The recovered contraband was sealed by S.I. Sanjeev Kumar. During investigation same was taken by him in his possession and the memo of the same was not prepared by him. Today, he has not brought the case property before the Court. The malkhana register is not brought by him. The receiving of the sampling of FSL report was got on the malkhana register.

From the FSL report itself Exb. Ka-6 it is found that the sampling of this case crime was sent on 16.4.2019 to FSL Moradabad; while in view of recovery memo Exb. Ka-1 the alleged 12 kg., poppy straw was recovered on 3.4.2018. From the date 3.4.2018 whether the seized poppy straw was kept in safe custody, is nothing on record to prove the same. No malkhana register was produced on behalf of the prosecution in regard to compliance of section 55 of the Act. Certainly, provisions of section 55 of the Act are directory in nature; but the violation of the same also casts doubt on the prosecution story.

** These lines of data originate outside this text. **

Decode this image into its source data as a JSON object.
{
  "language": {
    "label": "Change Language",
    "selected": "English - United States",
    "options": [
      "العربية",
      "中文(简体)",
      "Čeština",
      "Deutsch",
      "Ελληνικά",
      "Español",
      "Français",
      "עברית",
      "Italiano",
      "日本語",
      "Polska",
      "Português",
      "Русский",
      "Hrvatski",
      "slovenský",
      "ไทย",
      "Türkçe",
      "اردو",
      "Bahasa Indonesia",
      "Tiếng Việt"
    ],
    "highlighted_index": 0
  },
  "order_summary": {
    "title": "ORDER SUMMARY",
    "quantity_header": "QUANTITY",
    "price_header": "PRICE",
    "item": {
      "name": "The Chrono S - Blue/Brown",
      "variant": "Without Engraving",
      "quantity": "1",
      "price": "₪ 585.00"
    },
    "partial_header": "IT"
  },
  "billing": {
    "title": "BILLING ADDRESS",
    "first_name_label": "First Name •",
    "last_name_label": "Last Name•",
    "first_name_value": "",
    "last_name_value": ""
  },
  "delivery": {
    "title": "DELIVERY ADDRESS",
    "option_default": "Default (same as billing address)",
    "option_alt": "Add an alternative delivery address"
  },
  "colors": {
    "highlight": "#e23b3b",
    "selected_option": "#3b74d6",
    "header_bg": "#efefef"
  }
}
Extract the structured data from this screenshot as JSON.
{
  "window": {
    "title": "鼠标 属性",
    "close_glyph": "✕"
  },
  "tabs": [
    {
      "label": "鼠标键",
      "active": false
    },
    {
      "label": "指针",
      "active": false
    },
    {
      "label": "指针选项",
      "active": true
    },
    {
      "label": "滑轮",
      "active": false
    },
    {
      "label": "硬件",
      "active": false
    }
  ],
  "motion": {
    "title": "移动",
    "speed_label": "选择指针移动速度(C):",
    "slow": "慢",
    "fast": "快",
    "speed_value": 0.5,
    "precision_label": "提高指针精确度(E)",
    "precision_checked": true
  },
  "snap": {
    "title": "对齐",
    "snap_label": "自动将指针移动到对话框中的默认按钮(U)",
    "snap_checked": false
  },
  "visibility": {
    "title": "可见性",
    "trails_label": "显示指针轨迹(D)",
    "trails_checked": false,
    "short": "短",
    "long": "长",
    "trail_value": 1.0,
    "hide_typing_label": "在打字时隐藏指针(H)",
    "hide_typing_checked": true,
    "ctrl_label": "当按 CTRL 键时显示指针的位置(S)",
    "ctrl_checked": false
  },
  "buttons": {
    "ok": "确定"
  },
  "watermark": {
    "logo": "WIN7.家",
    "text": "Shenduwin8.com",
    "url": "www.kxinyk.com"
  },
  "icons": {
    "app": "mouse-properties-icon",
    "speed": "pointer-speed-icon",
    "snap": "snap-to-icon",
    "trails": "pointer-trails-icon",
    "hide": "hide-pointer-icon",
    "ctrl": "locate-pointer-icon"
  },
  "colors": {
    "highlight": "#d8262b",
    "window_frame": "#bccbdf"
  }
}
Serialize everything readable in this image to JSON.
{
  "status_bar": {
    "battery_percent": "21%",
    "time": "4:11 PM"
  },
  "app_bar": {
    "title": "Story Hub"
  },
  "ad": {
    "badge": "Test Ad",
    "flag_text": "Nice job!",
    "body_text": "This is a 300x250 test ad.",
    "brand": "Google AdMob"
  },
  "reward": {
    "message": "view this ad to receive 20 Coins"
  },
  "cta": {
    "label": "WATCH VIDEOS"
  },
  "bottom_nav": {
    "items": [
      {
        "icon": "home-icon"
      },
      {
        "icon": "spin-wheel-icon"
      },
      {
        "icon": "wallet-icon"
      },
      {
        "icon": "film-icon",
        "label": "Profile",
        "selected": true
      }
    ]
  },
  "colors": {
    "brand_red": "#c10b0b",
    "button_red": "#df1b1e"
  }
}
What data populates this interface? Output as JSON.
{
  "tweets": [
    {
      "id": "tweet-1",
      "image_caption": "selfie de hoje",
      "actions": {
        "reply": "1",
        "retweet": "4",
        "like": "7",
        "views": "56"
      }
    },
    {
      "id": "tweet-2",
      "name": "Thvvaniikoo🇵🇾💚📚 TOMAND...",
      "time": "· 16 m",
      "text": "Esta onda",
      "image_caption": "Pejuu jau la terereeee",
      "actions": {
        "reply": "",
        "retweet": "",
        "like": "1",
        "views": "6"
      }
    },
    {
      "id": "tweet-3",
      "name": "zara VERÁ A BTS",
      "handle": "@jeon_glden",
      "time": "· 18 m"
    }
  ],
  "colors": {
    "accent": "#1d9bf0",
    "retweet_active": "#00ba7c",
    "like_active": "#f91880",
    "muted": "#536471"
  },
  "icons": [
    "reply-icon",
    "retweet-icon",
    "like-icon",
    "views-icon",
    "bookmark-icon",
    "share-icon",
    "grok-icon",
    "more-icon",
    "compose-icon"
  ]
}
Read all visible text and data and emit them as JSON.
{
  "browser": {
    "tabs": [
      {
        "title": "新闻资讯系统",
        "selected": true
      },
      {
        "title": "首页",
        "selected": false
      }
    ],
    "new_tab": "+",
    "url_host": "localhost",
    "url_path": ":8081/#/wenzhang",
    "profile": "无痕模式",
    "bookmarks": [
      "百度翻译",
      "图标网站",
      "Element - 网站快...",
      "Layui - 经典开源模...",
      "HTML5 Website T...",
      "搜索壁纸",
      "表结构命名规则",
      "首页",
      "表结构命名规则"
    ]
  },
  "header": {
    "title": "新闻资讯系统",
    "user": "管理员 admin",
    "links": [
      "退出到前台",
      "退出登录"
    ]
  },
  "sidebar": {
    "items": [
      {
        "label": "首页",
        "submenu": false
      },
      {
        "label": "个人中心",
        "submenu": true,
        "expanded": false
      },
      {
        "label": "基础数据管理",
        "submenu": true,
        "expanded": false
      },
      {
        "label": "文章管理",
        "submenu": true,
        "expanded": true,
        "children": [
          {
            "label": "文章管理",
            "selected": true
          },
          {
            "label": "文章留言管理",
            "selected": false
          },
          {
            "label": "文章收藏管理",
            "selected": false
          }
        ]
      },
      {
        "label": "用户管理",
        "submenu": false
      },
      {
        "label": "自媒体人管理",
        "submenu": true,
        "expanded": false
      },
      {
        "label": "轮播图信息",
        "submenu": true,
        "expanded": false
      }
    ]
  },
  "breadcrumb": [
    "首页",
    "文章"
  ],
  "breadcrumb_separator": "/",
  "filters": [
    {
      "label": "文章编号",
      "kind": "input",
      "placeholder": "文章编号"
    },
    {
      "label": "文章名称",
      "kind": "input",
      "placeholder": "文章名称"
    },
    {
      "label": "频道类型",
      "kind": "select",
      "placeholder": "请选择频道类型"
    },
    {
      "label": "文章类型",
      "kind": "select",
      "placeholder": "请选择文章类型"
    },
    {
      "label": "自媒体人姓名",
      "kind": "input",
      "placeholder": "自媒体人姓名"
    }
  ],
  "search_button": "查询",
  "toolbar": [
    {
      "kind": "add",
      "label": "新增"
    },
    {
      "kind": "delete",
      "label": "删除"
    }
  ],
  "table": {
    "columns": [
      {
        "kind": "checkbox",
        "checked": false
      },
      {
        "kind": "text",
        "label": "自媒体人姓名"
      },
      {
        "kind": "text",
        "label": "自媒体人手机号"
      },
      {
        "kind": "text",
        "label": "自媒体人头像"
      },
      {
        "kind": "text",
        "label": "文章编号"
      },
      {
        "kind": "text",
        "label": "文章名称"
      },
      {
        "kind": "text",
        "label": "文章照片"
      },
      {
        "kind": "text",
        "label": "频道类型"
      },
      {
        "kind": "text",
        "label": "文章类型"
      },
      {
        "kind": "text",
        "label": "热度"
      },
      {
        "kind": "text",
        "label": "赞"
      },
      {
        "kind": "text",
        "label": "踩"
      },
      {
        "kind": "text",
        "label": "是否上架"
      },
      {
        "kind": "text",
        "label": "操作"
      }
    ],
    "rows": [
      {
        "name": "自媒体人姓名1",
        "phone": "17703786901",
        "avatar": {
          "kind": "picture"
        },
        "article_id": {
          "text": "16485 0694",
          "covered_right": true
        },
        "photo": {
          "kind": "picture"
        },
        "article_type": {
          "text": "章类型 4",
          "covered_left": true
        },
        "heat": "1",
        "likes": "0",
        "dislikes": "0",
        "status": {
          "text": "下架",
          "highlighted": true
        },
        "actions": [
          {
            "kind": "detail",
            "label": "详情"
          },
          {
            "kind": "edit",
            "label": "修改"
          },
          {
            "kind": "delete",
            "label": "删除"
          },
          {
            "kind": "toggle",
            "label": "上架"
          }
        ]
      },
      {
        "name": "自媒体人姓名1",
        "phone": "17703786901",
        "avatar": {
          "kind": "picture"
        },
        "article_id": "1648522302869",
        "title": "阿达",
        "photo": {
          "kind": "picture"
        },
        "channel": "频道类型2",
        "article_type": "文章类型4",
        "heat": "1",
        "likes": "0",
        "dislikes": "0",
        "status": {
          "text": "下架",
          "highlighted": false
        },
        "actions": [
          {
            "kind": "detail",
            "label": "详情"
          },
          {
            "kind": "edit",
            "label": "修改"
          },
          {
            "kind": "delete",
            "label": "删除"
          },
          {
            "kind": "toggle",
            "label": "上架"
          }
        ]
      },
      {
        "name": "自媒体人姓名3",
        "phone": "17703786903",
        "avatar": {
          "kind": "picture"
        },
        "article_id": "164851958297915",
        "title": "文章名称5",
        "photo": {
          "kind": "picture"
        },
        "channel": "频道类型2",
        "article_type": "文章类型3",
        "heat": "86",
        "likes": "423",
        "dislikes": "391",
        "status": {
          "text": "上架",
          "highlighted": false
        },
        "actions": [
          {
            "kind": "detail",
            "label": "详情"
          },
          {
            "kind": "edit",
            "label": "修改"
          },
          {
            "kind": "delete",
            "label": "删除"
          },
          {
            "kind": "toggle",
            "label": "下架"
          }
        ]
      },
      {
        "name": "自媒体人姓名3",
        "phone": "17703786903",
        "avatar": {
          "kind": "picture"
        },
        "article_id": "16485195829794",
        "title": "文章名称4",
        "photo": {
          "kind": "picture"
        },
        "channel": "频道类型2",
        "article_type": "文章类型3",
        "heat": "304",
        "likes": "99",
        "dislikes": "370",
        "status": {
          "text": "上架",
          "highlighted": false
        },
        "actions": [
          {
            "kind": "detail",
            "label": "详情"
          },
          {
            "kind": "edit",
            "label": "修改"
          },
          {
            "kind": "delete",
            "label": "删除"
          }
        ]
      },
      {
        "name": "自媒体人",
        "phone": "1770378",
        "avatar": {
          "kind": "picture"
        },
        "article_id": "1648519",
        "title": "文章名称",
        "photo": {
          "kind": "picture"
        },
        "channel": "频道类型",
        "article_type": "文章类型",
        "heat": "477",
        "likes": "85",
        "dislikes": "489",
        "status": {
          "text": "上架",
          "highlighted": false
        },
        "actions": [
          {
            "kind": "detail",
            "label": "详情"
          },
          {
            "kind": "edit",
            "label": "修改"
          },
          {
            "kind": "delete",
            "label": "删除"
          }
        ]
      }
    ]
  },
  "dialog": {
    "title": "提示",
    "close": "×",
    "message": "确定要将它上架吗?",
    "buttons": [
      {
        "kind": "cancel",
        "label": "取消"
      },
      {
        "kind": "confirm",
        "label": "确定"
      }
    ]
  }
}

Hon'ble Apex Court in State of Rajasthan Vs. Gurmail Singh 2005 Criminal Law Journal 1749 held that malkhana register was not produced in evidence to prove the seized article, but kept in malkhana. No sampling of the same was sent along with sample of laboratory for the purpose of comparing sealing in the sample bottle. No evidence that the seal was intact. Acquittal proper.

16. Therefore, in view of re-appreciation of the evidence on record it is found that the prosecution has failed miserably to prove its case beyond doubt. The conviction of the appellant bears infirmity and same deserves to be set-aside and the appeal is allowed. The appellant is in jail. He be released forthwith, if he is not wanted in some other case provided the bail bonds are furnished on his behalf before the trial court in compliance of section 437-A of Cr.P.C., to the satisfaction of the court concerned.

17. Let the copy of the judgment/order be certified to the court concerned for necessary information and follow up action.